The innumerable trails of tears, blood strewn plantations, forced famines, collapsed temples, beheaded religious idols and genocides tell us of the dangers of ambition and the terrifying ease of labeling ones that are different as “less”.
It, unfortunately, also taught many to be wary of fair foreigners. But as time went on, painstakingly enough people changed ideas and labels.
But time and again, history is replicated eerily down to its very fabric.
A coup attempt’s leader had been let off without consequences once before, and then ten years later that nation had that same man crowned as a genocidal tyrant.
Doesn’t that sound swell?
Because just as the crusades grew into colonization, slavery and suppression as discrimination and poverty, the violence took on new names, new faces, voices, and skins, covering its molding, reeking body with once familiar cloaks.
But why is time so cyclical? Mundanely coming right back after we swear up and down we’ve learned our lesson.
Like children saying we won’t steal from the cookie jar every time we are caught elbow deep.

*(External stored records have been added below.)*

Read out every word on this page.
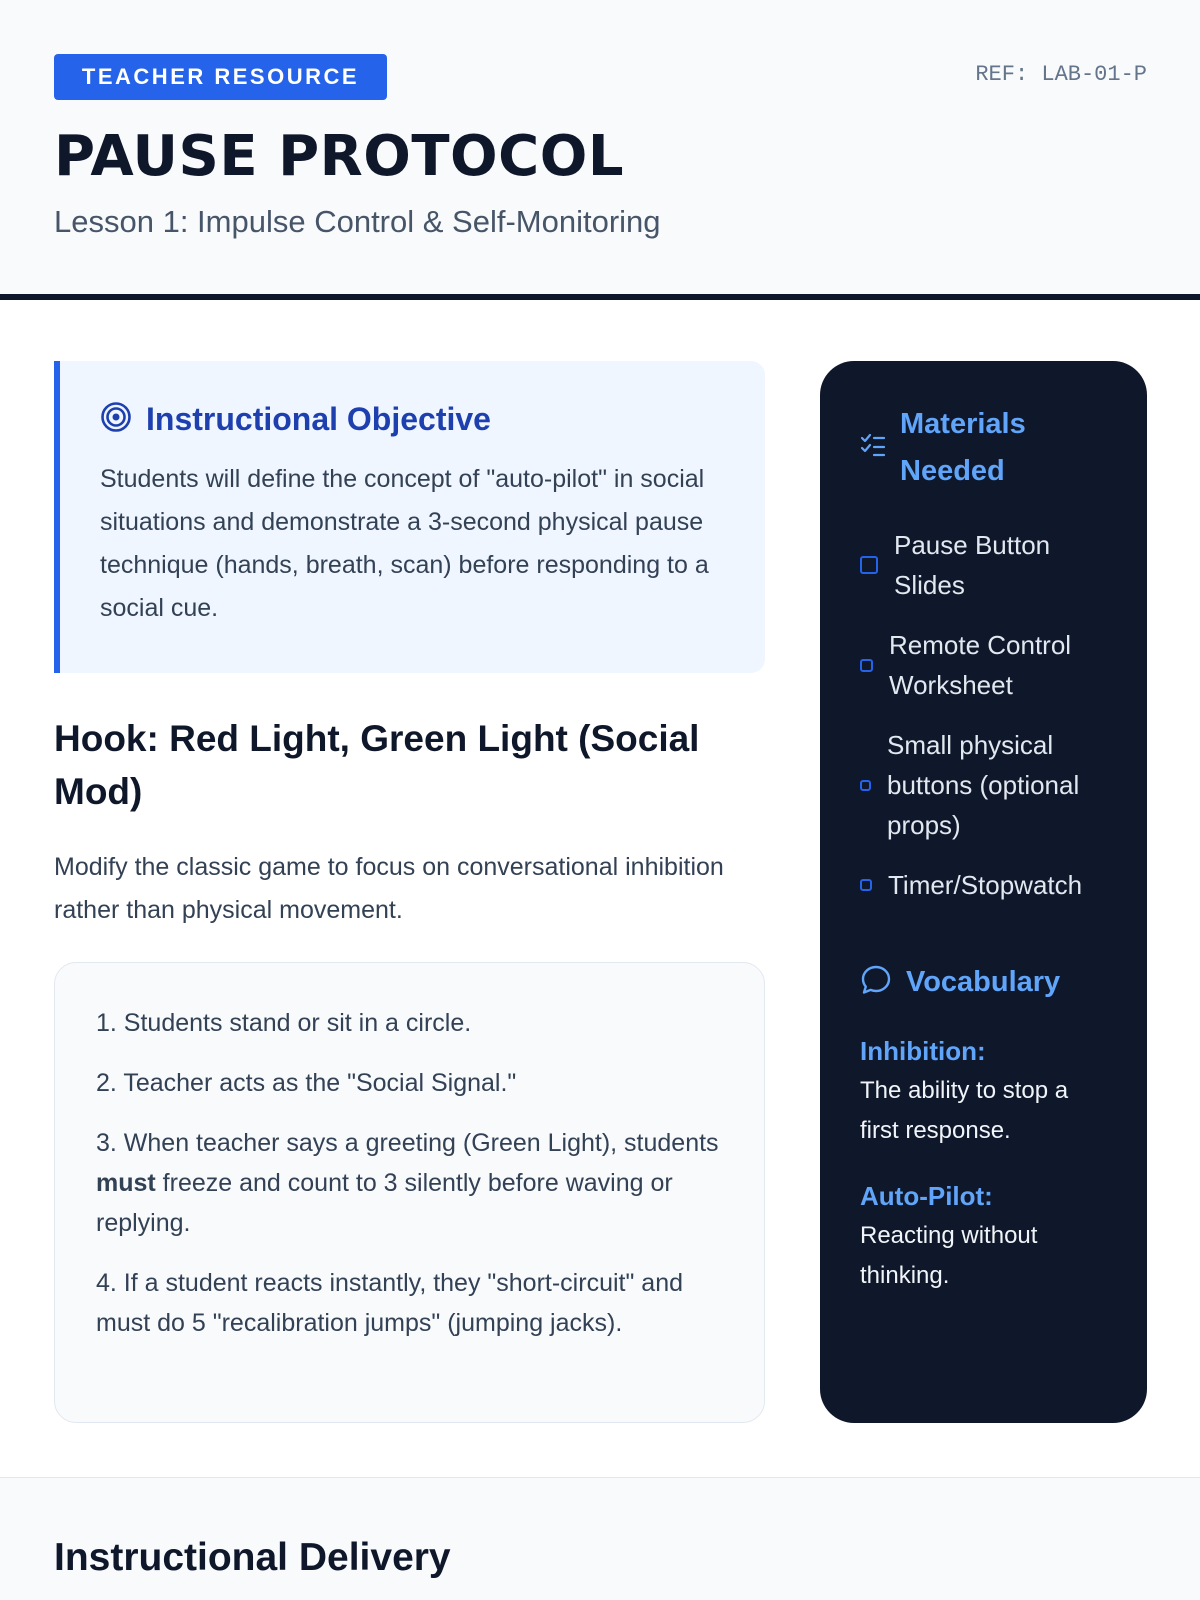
TEACHER RESOURCE	REF: LAB-01-P
PAUSE PROTOCOL
Lesson 1: Impulse Control & Self-Monitoring
Instructional Objective

Students will define the concept of "auto-pilot" in social situations and demonstrate a 3-second physical pause technique (hands, breath, scan) before responding to a social cue.

Hook: Red Light, Green Light (Social Mod)

Modify the classic game to focus on conversational inhibition rather than physical movement.

1. Students stand or sit in a circle.
2. Teacher acts as the "Social Signal."
3. When teacher says a greeting (Green Light), students must freeze and count to 3 silently before waving or replying.
4. If a student reacts instantly, they "short-circuit" and must do 5 "recalibration jumps" (jumping jacks).
Materials Needed
Pause Button Slides
Remote Control Worksheet
Small physical buttons (optional props)
Timer/Stopwatch
Vocabulary
Inhibition:
The ability to stop a first response.
Auto-Pilot:
Reacting without thinking.
Instructional Delivery
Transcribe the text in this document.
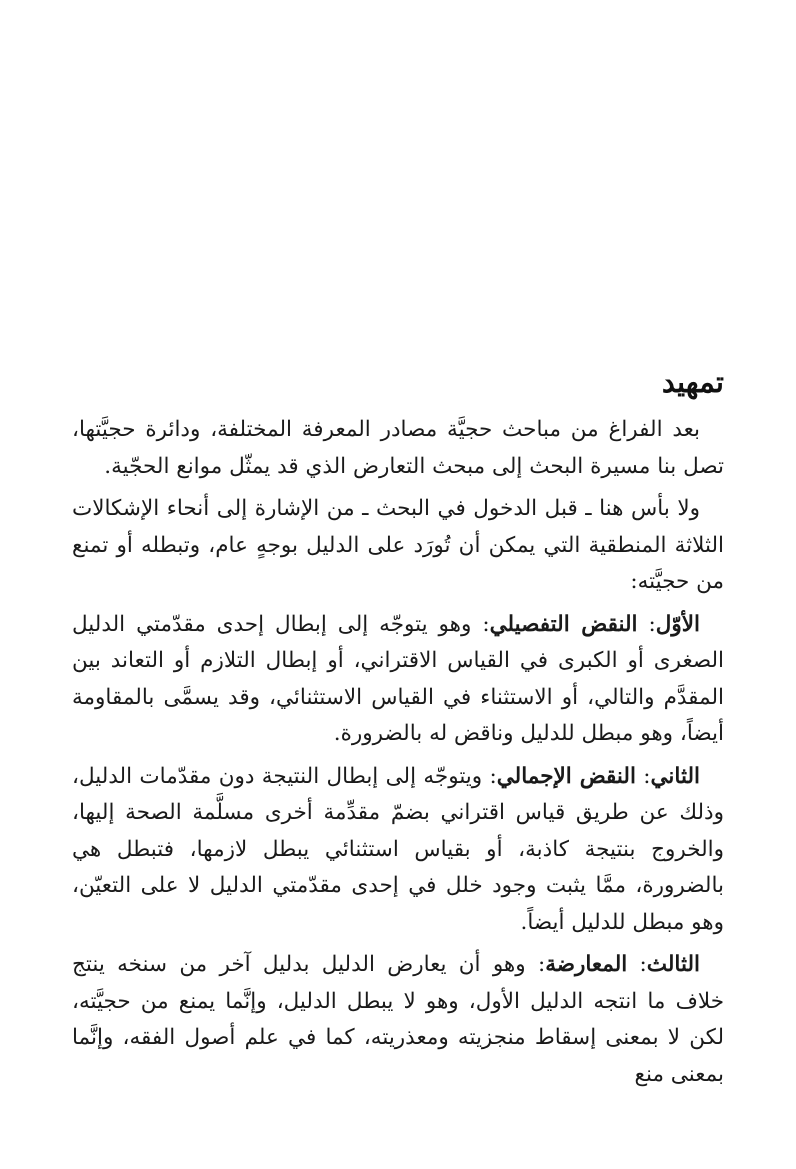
تمهيد

بعد الفراغ من مباحث حجيَّة مصادر المعرفة المختلفة، ودائرة حجيَّتها، تصل بنا مسيرة البحث إلى مبحث التعارض الذي قد يمثّل موانع الحجّية.

ولا بأس هنا ـ قبل الدخول في البحث ـ من الإشارة إلى أنحاء الإشكالات الثلاثة المنطقية التي يمكن أن تُورَد على الدليل بوجهٍ عام، وتبطله أو تمنع من حجيَّته:

الأوّل: النقض التفصيلي: وهو يتوجّه إلى إبطال إحدى مقدّمتي الدليل الصغرى أو الكبرى في القياس الاقتراني، أو إبطال التلازم أو التعاند بين المقدَّم والتالي، أو الاستثناء في القياس الاستثنائي، وقد يسمَّى بالمقاومة أيضاً، وهو مبطل للدليل وناقض له بالضرورة.

الثاني: النقض الإجمالي: ويتوجّه إلى إبطال النتيجة دون مقدّمات الدليل، وذلك عن طريق قياس اقتراني بضمّ مقدِّمة أخرى مسلَّمة الصحة إليها، والخروج بنتيجة كاذبة، أو بقياس استثنائي يبطل لازمها، فتبطل هي بالضرورة، ممَّا يثبت وجود خلل في إحدى مقدّمتي الدليل لا على التعيّن، وهو مبطل للدليل أيضاً.

الثالث: المعارضة: وهو أن يعارض الدليل بدليل آخر من سنخه ينتج خلاف ما انتجه الدليل الأول، وهو لا يبطل الدليل، وإنَّما يمنع من حجيَّته، لكن لا بمعنى إسقاط منجزيته ومعذريته، كما في علم أصول الفقه، وإنَّما بمعنى منع
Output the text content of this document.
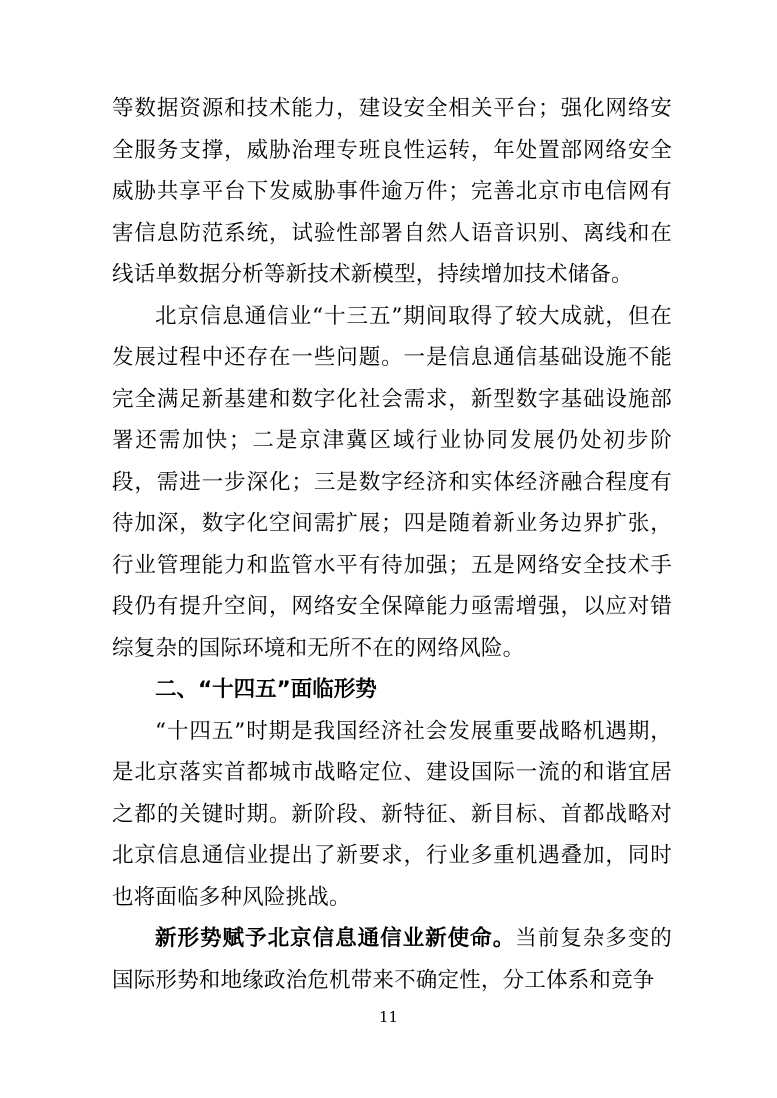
等数据资源和技术能力，建设安全相关平台；强化网络安全服务支撑，威胁治理专班良性运转，年处置部网络安全威胁共享平台下发威胁事件逾万件；完善北京市电信网有害信息防范系统，试验性部署自然人语音识别、离线和在线话单数据分析等新技术新模型，持续增加技术储备。

北京信息通信业“十三五”期间取得了较大成就，但在发展过程中还存在一些问题。一是信息通信基础设施不能完全满足新基建和数字化社会需求，新型数字基础设施部署还需加快；二是京津冀区域行业协同发展仍处初步阶段，需进一步深化；三是数字经济和实体经济融合程度有待加深，数字化空间需扩展；四是随着新业务边界扩张，行业管理能力和监管水平有待加强；五是网络安全技术手段仍有提升空间，网络安全保障能力亟需增强，以应对错综复杂的国际环境和无所不在的网络风险。

二、“十四五”面临形势

“十四五”时期是我国经济社会发展重要战略机遇期，是北京落实首都城市战略定位、建设国际一流的和谐宜居之都的关键时期。新阶段、新特征、新目标、首都战略对北京信息通信业提出了新要求，行业多重机遇叠加，同时也将面临多种风险挑战。

新形势赋予北京信息通信业新使命。当前复杂多变的国际形势和地缘政治危机带来不确定性，分工体系和竞争

11
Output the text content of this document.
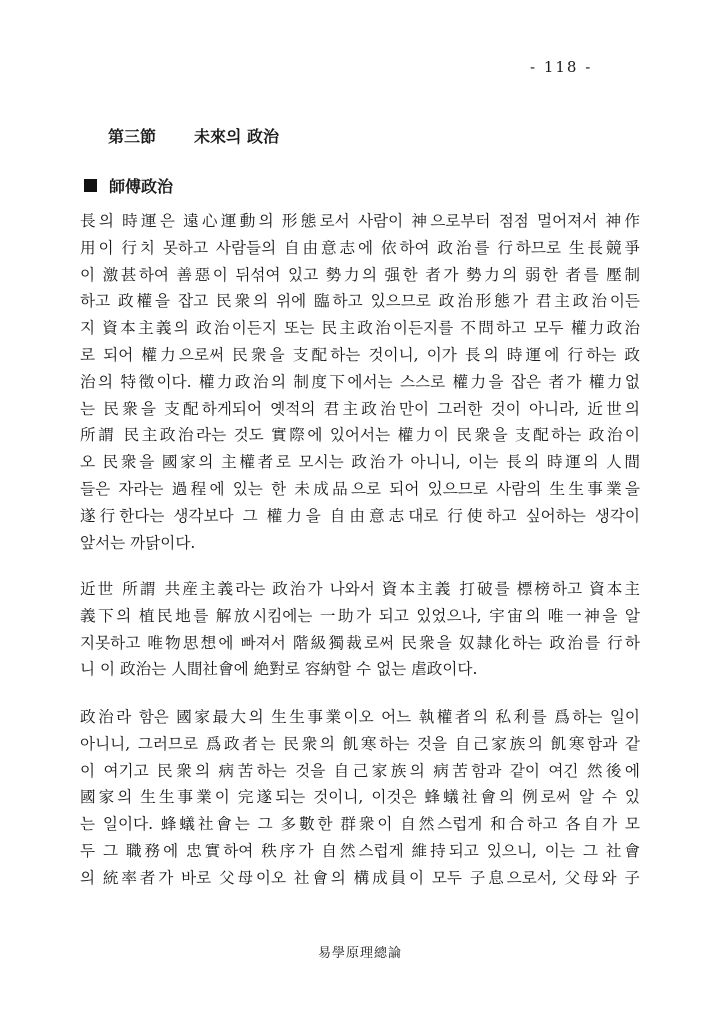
- 118 -
第三節 未來의 政治
師傅政治
長의 時運은 遠心運動의 形態로서 사람이 神으로부터 점점 멀어져서 神作
用이 行치 못하고 사람들의 自由意志에 依하여 政治를 行하므로 生長競爭
이 激甚하여 善惡이 뒤섞여 있고 勢力의 强한 者가 勢力의 弱한 者를 壓制
하고 政權을 잡고 民衆의 위에 臨하고 있으므로 政治形態가 君主政治이든
지 資本主義의 政治이든지 또는 民主政治이든지를 不問하고 모두 權力政治
로 되어 權力으로써 民衆을 支配하는 것이니, 이가 長의 時運에 行하는 政
治의 特徵이다. 權力政治의 制度下에서는 스스로 權力을 잡은 者가 權力없
는 民衆을 支配하게되어 옛적의 君主政治만이 그러한 것이 아니라, 近世의
所謂 民主政治라는 것도 實際에 있어서는 權力이 民衆을 支配하는 政治이
오 民衆을 國家의 主權者로 모시는 政治가 아니니, 이는 長의 時運의 人間
들은 자라는 過程에 있는 한 未成品으로 되어 있으므로 사람의 生生事業을
遂行한다는 생각보다 그 權力을 自由意志대로 行使하고 싶어하는 생각이
앞서는 까닭이다.
近世 所謂 共産主義라는 政治가 나와서 資本主義 打破를 標榜하고 資本主
義下의 植民地를 解放시킴에는 一助가 되고 있었으나, 宇宙의 唯一神을 알
지못하고 唯物思想에 빠져서 階級獨裁로써 民衆을 奴隷化하는 政治를 行하
니 이 政治는 人間社會에 絶對로 容納할 수 없는 虐政이다.
政治라 함은 國家最大의 生生事業이오 어느 執權者의 私利를 爲하는 일이
아니니, 그러므로 爲政者는 民衆의 飢寒하는 것을 自己家族의 飢寒함과 같
이 여기고 民衆의 病苦하는 것을 自己家族의 病苦함과 같이 여긴 然後에
國家의 生生事業이 完遂되는 것이니, 이것은 蜂蟻社會의 例로써 알 수 있
는 일이다. 蜂蟻社會는 그 多數한 群衆이 自然스럽게 和合하고 各自가 모
두 그 職務에 忠實하여 秩序가 自然스럽게 維持되고 있으니, 이는 그 社會
의 統率者가 바로 父母이오 社會의 構成員이 모두 子息으로서, 父母와 子
易學原理總論
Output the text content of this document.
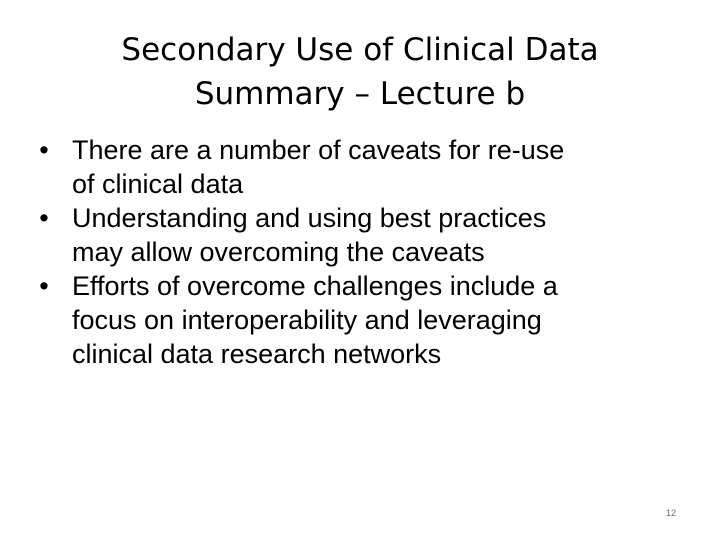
Secondary Use of Clinical Data
Summary – Lecture b
• There are a number of caveats for re-use
of clinical data
• Understanding and using best practices
may allow overcoming the caveats
• Efforts of overcome challenges include a
focus on interoperability and leveraging
clinical data research networks
12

“That’s just the way the world works.”
“Humans are just like that.”
“Regressive.”
“Cruel.”
“Selfish.”
That’s just how it is.
We dig our feet in the dirt to excuse old behavior for ease. Trade steps forward to protect the sliver of superiority some of us have managed to snag onto.
Barbara Alice Mann said that “westerners are fond of the saying ‘Life isn’t fair.’ Then, they end in snide triumphant: ‘So get used to it!’”
How horrid. How cruel and sadistic, protecting everything that is wrong with humanity.
And yet, what a colonistic view. When it comes to winning an upper hand, you will beat it into them that what you did can only be natural and just. To mangle nature herself.
Alien in the way that even animals care for those that do not belong, but humans betray their own.
But that isn’t human nature.
We just want people to be happy. Odd that we are so separate now, so far away but someone else’s smile sprouts a tendril of contentment in us, and another person’s pain hurts us just the same.
We feel uneasy not showing gratitude and we like the older woman calling us a “darling”, that seems payment enough for a good deed. We squeeze our legs in at theatres for passersby and share a light joke on the train over a similar experience.
We are so far removed from the primal need for survival and unity but it breaks through the cracks when we jog ahead to hold open a door. Only for brief moments in the short intersections our lives make.
We are inherently good, because those unnecessary and fleeting “thank you”s and “no, go ahead”s or “your shoes are pretty”s make holy places out of rubble and gods out of intentions.
When we are told that “life isn’t fair,”
And that it shouldn’t be any easier,
our response will be, “Then make it fair.”